Брату не удалось убедить его отказаться рано выходить из дома и подвергаться мукам холода, он потерял надежду и отдался на волю Аллаха, прося милости и прощения. Он был одним из тех, для кого боли близких были в тягость, а опасения их слабых тел были плодородной почвой для дурных предчувствий и огорчений, и потому болезнь Рушди с первого мгновения стала его главной заботой и отравленной иглой наряду с уверенностью.

Его страх простирался и на другие сферы, пока не поставил его в конце концов перед лицом одной из самых щекотливых нравственных проблем, которая ещё не приходила ему в голову. От него не скрылось, что его брат каждое утро встречался с девушкой, а может быть, даже оставался с ней наедине по вечерам, сидя подле неё как преподаватель, и если страсть влекла его – обычное для влюблённых дело – поцеловать её, то разве девушка не подвергалась мукам в глубине души?! Разве Рушди не понимал всей серьёзности дела?.. Разве его собственная совесть не была сдерживающим началом для него?

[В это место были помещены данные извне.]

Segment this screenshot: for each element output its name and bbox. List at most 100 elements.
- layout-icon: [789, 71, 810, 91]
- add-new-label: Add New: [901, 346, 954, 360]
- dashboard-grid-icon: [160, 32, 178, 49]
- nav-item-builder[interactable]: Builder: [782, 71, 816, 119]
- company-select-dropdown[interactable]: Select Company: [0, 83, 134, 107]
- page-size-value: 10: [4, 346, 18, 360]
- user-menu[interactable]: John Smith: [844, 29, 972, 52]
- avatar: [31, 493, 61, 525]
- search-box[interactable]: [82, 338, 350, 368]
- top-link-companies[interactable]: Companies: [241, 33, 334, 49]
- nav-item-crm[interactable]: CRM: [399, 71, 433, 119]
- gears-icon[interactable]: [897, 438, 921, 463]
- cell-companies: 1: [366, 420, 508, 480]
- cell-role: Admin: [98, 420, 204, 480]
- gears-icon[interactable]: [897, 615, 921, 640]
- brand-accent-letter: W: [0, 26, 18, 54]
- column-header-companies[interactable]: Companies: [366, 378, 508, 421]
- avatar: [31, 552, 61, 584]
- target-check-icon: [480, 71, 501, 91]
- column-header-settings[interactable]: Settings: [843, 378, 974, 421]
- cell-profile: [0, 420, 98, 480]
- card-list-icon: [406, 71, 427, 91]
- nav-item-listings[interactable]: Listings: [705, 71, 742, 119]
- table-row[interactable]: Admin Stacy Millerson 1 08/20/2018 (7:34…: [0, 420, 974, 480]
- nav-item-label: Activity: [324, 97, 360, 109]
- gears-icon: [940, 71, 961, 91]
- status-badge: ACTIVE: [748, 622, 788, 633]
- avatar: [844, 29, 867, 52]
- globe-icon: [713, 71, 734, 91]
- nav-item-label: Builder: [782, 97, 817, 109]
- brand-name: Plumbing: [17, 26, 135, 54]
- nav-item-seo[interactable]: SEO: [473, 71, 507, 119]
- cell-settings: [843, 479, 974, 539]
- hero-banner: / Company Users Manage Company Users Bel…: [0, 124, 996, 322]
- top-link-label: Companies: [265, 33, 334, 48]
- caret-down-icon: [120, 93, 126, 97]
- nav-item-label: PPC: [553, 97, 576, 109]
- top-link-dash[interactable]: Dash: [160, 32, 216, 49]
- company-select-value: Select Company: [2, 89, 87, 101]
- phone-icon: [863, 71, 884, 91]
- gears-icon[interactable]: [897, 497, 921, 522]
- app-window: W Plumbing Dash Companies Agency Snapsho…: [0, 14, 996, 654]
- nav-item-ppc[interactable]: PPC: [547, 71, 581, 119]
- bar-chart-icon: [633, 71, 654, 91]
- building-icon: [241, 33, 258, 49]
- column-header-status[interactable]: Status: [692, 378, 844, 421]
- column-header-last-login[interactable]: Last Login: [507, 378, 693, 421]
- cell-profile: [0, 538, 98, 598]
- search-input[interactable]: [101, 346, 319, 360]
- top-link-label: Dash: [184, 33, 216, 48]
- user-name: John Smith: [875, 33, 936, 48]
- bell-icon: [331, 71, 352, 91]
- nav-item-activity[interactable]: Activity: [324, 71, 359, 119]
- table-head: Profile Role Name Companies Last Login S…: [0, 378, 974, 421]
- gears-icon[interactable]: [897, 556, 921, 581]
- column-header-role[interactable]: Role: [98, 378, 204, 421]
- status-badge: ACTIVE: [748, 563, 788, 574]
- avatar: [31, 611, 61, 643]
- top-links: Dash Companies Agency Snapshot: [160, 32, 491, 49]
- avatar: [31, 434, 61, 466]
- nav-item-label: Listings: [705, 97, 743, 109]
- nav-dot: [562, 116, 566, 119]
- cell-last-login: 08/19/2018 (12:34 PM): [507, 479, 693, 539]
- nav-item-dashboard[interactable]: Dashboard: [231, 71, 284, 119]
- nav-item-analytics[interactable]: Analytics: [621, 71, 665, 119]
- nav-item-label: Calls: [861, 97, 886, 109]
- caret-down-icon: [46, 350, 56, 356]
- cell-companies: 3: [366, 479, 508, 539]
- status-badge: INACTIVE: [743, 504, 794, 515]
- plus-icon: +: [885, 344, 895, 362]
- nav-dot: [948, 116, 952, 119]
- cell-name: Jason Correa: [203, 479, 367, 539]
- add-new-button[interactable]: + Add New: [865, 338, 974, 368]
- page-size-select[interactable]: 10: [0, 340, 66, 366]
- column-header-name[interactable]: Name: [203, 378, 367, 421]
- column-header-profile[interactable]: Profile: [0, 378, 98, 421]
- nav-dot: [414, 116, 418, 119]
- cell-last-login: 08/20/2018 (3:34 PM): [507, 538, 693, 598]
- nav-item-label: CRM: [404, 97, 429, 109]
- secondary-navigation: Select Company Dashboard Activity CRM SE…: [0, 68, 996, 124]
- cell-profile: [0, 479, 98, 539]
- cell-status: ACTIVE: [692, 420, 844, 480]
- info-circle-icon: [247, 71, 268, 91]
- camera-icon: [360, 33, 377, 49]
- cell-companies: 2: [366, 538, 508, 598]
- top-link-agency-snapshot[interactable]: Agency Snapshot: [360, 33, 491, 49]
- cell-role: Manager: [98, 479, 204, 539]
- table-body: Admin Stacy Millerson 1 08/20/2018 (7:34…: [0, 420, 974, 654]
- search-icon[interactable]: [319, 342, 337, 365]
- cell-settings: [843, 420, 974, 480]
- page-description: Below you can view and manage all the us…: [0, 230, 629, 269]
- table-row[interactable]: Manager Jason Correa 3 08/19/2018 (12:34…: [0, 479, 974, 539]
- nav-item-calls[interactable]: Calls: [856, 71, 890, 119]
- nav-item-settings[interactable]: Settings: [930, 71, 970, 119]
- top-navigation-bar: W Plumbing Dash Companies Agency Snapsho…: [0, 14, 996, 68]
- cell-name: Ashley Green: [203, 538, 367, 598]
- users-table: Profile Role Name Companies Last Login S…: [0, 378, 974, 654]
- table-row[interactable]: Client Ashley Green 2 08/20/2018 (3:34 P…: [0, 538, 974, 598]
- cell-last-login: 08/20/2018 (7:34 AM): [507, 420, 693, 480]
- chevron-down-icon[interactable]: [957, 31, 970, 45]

Однако каким образом для того, кто не бережёт свою жизнь, познать ценность жизни других?.. Расстроенный и опечаленный, он долго думал над этим, и не знал, как спасти от гибели невинную девушку. Растерянность его имела теперь и чисто моральные основания; у него не закрадывалось сомнений, что фактически и она также не была лишена глубокой нравственности. Но он не видел, что же могло настроить её враждебно против его природной склонности к исследованию самого себя; или глаза во многих случаях видят лишь то, что желают видеть? Он грустил, расстраивался, и эта грусть приводила лишь к ещё большему замешательству. Он не может не выложить всю правду Камалю Халилю, так как предательство по отношению к его любимому брату – это отвратительное преступление, которое он не может совершить, ни поведать юноше о своих собственных опасениях, чтобы не убить в себе тонкую чувствительность. Он мучился от тревоги, колебаний и жалости, ведь он никогда не обладал твёрдой решимостью или волей; он шёл на попятный со смущённым сердцем и растерянными мыслями, а страхи продолжали преследовать его, наседать на его совесть, пока им не овладевало утомление. И он в отчаянии спрашивал себя: «А не лучше ли транс учителя Завты такой жизни?»